In spite of these events, I had a productive week.
Besides working on several pieces of new content, I spent a good chunk of time working on the “stuck” problem, where players are unsure what to do next. This can be because a mission detail is unclear or they’ve done things in an unexpected order causing a bottle neck.
For example, in the mid game there is a sequence of events that unfolds over time, but is initially triggered by exploration of a particular object.
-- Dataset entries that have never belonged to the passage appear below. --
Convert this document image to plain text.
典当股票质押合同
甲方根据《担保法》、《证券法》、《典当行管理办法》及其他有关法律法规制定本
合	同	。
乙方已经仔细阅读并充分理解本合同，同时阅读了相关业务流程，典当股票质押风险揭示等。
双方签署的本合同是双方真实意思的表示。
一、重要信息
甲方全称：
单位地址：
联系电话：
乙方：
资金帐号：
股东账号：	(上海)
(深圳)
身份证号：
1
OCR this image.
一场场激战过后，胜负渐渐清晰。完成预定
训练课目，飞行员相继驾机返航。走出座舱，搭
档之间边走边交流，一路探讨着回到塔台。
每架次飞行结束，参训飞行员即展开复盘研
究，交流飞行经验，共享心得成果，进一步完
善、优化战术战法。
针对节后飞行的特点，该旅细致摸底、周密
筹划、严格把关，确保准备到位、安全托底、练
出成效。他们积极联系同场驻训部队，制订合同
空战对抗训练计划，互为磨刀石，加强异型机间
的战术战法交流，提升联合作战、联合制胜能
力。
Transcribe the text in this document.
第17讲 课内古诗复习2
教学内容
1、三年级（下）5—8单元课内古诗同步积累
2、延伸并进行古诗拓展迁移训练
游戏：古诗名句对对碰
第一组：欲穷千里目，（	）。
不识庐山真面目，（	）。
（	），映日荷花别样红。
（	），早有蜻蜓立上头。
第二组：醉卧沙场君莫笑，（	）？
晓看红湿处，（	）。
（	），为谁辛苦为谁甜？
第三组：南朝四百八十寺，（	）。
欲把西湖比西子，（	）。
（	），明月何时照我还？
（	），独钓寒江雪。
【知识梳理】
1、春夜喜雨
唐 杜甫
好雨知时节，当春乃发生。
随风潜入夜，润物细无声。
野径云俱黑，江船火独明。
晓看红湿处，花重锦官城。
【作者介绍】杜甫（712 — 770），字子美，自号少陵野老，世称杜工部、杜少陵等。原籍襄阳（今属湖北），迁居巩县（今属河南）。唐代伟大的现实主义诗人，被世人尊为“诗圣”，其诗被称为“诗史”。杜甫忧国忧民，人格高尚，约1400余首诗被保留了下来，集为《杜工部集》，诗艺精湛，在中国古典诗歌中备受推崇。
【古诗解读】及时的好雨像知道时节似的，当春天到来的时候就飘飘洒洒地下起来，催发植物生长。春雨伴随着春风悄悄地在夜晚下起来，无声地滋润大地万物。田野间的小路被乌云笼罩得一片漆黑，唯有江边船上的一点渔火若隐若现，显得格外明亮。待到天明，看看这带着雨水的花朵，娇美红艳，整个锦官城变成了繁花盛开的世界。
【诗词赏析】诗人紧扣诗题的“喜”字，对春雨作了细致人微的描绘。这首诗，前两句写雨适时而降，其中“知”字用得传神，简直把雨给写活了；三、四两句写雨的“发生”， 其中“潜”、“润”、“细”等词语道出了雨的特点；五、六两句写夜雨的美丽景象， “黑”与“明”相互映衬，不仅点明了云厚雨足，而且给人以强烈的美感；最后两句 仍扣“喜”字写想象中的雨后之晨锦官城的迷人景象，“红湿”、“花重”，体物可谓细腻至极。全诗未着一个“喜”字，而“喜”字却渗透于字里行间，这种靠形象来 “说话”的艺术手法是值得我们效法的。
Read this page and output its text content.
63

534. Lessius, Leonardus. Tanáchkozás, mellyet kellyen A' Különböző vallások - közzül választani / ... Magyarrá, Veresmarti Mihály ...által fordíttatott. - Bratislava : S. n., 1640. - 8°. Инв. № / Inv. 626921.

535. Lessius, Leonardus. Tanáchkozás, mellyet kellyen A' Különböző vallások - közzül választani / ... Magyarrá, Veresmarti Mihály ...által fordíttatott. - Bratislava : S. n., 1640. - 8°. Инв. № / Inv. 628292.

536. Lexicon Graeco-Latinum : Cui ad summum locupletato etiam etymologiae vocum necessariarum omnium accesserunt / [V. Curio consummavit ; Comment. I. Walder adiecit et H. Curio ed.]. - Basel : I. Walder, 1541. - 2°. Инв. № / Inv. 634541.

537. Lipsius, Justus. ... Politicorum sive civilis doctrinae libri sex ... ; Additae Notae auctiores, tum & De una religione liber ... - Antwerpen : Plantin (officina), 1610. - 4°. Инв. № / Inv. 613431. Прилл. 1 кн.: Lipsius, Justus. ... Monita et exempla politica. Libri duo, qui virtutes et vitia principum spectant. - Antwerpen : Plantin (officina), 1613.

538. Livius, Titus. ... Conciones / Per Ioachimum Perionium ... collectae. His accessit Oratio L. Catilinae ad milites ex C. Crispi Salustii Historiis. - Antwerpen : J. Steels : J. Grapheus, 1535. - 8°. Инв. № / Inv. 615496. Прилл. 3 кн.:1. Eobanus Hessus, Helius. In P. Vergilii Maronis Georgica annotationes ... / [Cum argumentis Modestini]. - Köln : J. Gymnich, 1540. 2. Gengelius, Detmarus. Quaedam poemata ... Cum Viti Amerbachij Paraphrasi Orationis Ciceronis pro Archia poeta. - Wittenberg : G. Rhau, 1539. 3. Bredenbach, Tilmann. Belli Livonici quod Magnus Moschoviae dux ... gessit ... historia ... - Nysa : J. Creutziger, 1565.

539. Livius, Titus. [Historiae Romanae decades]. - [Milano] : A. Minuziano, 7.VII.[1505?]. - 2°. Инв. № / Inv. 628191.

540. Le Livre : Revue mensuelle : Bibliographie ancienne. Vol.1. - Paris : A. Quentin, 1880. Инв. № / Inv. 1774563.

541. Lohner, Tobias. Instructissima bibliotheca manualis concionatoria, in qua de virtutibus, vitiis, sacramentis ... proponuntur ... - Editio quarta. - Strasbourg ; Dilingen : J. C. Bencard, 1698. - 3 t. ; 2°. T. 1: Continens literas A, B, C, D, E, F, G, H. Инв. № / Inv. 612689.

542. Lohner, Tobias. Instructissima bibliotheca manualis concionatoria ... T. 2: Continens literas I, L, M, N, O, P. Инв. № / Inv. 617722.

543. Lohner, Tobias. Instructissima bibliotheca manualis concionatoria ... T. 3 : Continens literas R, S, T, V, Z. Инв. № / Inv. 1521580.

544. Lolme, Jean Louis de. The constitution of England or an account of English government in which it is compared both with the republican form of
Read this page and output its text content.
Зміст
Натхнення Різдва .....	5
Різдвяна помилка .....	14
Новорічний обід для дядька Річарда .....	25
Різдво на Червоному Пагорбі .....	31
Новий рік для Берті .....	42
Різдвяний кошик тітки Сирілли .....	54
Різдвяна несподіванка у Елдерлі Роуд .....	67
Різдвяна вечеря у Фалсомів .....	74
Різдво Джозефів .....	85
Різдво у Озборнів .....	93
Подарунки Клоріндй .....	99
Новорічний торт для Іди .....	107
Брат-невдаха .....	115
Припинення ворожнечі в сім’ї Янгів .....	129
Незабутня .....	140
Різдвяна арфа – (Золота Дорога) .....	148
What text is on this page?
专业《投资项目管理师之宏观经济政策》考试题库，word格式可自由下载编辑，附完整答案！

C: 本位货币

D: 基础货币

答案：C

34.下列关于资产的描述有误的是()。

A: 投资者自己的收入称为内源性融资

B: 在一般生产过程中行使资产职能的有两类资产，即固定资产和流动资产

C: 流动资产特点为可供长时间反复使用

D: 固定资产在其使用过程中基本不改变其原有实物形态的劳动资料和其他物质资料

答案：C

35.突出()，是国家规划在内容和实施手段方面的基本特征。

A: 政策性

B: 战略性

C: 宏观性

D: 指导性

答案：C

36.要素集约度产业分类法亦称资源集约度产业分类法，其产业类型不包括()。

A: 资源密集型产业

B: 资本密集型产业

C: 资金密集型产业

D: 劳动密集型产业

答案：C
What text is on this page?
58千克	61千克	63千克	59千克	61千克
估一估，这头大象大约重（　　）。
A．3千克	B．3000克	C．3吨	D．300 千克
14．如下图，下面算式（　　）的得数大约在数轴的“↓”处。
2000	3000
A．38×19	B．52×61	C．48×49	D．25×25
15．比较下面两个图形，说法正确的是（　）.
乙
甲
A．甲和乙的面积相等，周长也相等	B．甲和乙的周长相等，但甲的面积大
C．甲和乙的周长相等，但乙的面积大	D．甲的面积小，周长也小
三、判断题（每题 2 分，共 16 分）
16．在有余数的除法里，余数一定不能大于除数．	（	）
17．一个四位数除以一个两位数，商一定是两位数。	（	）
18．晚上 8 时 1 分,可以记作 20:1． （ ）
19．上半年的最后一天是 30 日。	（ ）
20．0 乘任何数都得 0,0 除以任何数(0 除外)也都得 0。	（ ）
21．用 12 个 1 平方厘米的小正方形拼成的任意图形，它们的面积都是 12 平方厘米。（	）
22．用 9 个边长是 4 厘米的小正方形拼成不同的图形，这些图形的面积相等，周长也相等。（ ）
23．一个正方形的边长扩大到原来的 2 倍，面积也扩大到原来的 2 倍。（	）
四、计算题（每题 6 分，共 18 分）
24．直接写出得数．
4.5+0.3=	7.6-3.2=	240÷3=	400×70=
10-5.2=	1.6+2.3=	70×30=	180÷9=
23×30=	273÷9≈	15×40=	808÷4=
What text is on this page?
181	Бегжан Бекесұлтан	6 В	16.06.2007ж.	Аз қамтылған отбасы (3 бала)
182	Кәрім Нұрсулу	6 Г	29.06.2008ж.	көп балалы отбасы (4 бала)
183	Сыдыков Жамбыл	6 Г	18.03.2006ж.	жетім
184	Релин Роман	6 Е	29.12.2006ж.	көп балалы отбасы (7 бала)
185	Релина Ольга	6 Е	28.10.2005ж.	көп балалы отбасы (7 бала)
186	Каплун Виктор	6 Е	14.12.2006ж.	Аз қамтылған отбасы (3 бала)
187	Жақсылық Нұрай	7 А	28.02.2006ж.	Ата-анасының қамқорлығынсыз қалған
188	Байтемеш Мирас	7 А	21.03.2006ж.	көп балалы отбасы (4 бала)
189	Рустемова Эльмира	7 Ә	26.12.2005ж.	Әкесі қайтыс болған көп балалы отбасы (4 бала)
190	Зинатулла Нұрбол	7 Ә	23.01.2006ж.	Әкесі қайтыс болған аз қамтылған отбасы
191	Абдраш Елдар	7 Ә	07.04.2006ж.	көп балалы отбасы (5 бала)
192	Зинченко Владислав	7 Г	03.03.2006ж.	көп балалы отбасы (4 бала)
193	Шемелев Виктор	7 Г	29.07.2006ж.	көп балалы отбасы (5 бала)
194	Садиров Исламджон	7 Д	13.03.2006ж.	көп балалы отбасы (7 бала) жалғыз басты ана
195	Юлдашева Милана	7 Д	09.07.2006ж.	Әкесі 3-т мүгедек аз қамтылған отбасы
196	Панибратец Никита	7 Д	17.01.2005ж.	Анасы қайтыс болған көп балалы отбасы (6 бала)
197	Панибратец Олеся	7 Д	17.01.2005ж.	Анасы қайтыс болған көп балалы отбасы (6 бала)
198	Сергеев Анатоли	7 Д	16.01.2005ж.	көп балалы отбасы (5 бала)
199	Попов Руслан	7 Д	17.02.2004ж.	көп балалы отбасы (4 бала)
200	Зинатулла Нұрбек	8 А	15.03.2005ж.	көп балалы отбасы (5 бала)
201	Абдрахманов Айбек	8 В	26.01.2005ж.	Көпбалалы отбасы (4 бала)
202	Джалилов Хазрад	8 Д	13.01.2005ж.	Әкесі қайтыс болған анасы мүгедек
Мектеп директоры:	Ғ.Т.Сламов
If the player fails to explore the object until very late in the game, they could get to a point that expects the sequence to have completed, but there’s nothing else for the player to do.
In Ganymede, the game keeps track of open missions and partially uses that information to adjust pacing, but an issue with that strategy is that there are some missions that can remain open while there’s no specific action the player is expected to take.
So I’ve added more granular data at the mission detail level (the bullet points within missions) to categorize them as “informational”, “non-actionable” and “high/low priority actionable”. “Informational” could be a hint, explanation, or narrative detail. “Non-actionable” means that there’s something the player is expected to make progress on, but not necessarily at this moment or the action might be non-obvious. “Actionable” means that there should be an immediately obvious course of action to progress this mission. “High” and “Low” priority indicate whether or not completing this is required for the game’s main storyline.
I am now going through the missions to do several things:
First, scale long “pacing” delays down based on the number of active “actionables.” If the player has few or none, then these delays should advance faster.
And two, connect crew hints to how long a particular actionable has been open and the number of active actionables.
I’m also going to add some analytics to these to help track how long players spend particular actionables.
The goal is to have minimal periods in the game where the player has no clear course of action.
Since this is a new solution, I’ll have to see how well it works in practice.